Guinness -- known for its creamy, dark-as-night Irish stout -- is also boosting the number of beers it sells, experimenting with new varieties and styles, just like craft brewers do. But as it accelerates its innovation strategy, the brand is making use of something craft brewers don't have: 256 years of brewing history that began when Arthur Guinness started making his first porters and ales in Dublin.
"We are telling a story and it's about our beer, our people and our heritage," said Emma Giles, brand director for beers in North America for Guinness-owner Diageo. Consumers "want those great stories and Guinness really is in a position to share some really interesting stories. Knowledge is currency these days."
The initiative, called the "Brewers Project," is based in a small brewery within Guinness's main operations at St. James's Gate in Dublin, Ireland. There, a team of brewers is experimenting with new beers, dusting off old Guinness recipes for inspiration while drawing upon present-day beer trends.

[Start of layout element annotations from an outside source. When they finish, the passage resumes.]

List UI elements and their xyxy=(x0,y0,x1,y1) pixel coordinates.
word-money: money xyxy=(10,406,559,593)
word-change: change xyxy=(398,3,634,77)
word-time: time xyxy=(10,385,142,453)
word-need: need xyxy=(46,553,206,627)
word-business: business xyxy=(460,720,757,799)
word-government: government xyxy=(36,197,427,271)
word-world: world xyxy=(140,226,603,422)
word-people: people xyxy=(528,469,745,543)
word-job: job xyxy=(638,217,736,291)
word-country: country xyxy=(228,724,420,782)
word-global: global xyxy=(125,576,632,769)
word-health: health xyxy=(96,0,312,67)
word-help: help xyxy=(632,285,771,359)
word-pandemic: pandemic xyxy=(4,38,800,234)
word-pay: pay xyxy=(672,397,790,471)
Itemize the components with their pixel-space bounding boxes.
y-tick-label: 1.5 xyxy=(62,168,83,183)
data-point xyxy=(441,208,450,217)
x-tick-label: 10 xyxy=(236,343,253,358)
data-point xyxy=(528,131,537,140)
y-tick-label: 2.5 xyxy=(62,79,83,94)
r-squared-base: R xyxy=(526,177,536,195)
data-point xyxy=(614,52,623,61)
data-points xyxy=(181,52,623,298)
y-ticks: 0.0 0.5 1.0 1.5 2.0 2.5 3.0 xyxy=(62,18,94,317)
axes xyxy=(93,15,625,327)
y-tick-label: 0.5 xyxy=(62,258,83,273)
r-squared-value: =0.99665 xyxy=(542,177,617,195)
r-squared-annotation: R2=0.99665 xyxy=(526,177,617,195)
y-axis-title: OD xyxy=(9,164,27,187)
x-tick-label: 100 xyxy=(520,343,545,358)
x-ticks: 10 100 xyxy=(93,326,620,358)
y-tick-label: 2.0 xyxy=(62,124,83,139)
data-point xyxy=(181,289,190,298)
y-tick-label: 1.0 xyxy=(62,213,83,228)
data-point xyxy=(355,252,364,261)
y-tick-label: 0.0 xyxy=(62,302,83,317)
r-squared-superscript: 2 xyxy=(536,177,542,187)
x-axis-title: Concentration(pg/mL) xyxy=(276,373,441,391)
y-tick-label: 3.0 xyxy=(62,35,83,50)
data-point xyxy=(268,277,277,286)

Leading up to the U.S. launch, Guinness recently began airing an ad called "Gates" that goes behind the scenes of the St. James's Gate brewery, while showcasing people such as a third-generation Guinness barley farmer. Another new spot touts Guinness Blonde American Lager, which launched last year and is brewed in the U.S. at a brewery in Latrobe, Pa.
When the Brewers Project beers begin hitting the U.S. market this fall, Guinness will support them with a full campaign including TV and digital ads. The agency behind that effort, as well as the new ads already airing, is Quaker City Mercantile of Philadelphia. The shop worked with Guinness on the Brewers Project launch in Europe, including this ad for Hop House 13, which is touted as having "more hops, more taste and more character."